Drone Hits Great Ziggurat of Ur
Not on view
Hanaa Malallah’s work makes visible the deep connections between the ancient past and contemporary life in Iraq. There have been many changes in the landscape, including the transformation of once-fertile agricultural land to desert through intensive irrigation, and the abandonment of ancient canal networks that connected early cities like Eridu, Lagash, Ur, and Uruk. But great building projects such as the ziggurats still remain visible, whether they have been restored (as is the case with the ziggurat in this video) or left alone. Malallah’s exploration of the ziggurat via drone switches between close-ups and wide shots, moving in an unpredictable path in an attempt to visually take in the massive structure.

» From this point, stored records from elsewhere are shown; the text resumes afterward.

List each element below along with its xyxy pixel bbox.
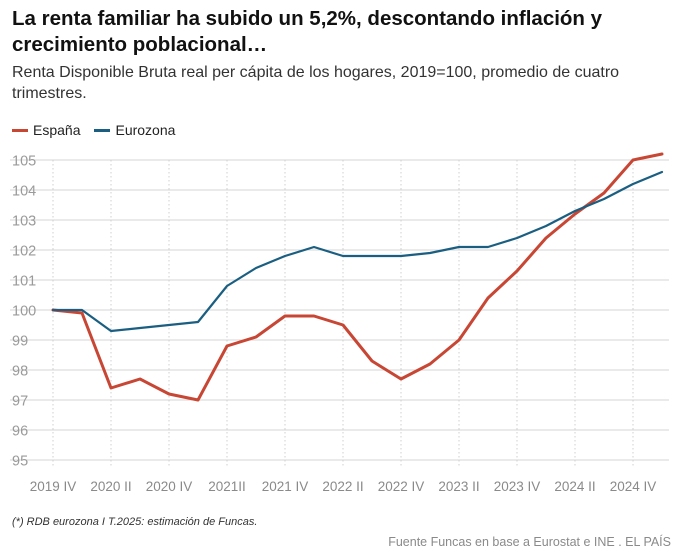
y-tick-label: 97 [12,394,28,410]
x-tick-label: 2021 IV [262,479,309,494]
chart-title: La renta familiar ha subido un 5,2%, des… [12,7,603,56]
x-tick-label: 2020 II [90,479,131,494]
legend: España Eurozona [12,121,189,139]
y-tick-label: 96 [12,424,28,440]
legend-swatch-eurozona [94,128,111,132]
footnote: (*) RDB eurozona I T.2025: estimación de… [12,516,258,528]
y-tick-label: 101 [12,274,36,290]
chart-subtitle: Renta Disponible Bruta real per cápita d… [12,64,620,102]
y-tick-label: 104 [12,184,36,200]
x-tick-label: 2022 II [322,479,363,494]
x-tick-label: 2024 II [554,479,595,494]
y-tick-label: 98 [12,364,28,380]
x-tick-label: 2023 II [438,479,479,494]
x-tick-label: 2022 IV [378,479,425,494]
x-tick-label: 2021II [208,479,246,494]
x-tick-label: 2024 IV [610,479,657,494]
x-tick-label: 2019 IV [30,479,77,494]
legend-label-eurozona: Eurozona [115,122,176,138]
y-tick-label: 102 [12,244,36,260]
y-tick-label: 95 [12,454,28,470]
legend-item-espana: España [12,122,80,138]
legend-label-espana: España [33,122,81,138]
y-tick-label: 105 [12,154,36,170]
series-line-espana [51,152,664,402]
y-tick-label: 100 [12,304,36,320]
legend-item-eurozona: Eurozona [94,122,175,138]
x-tick-label: 2020 IV [146,479,193,494]
series-line-eurozona [51,170,664,333]
y-tick-label: 103 [12,214,36,230]
y-tick-label: 99 [12,334,28,350]
source-credit: Fuente Funcas en base a Eurostat e INE .… [388,535,671,549]
legend-swatch-espana [12,128,28,132]
x-tick-label: 2023 IV [494,479,541,494]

While smoothly edited footage might allow viewers to imagine that they are an invisible observer with a godlike perspective, the disjointed shots and the views of the woman operating the drone undermine this perspective by making the work of filming visible. Similarly, the buzzing sound of the drone’s propellers grounds the film firmly in the present day, cutting off the possibility of immersion in the ancient past and bringing in associations with the use of drones by the US military. The drone’s persistent noise disturbs Orientalist fantasies of timelessness, grounding the ancient structure firmly in today’s world of flying robots and military surveillance. At the same time, through her investigation of the earth surrounding the ziggurat, Malallah brings to our attention the fact that both the ancient landscape and the contemporary one were, and are, shaped by the intensive interaction of earth, water, and sun—a collapsing of time within the specific landscape conditions of southern Iraq.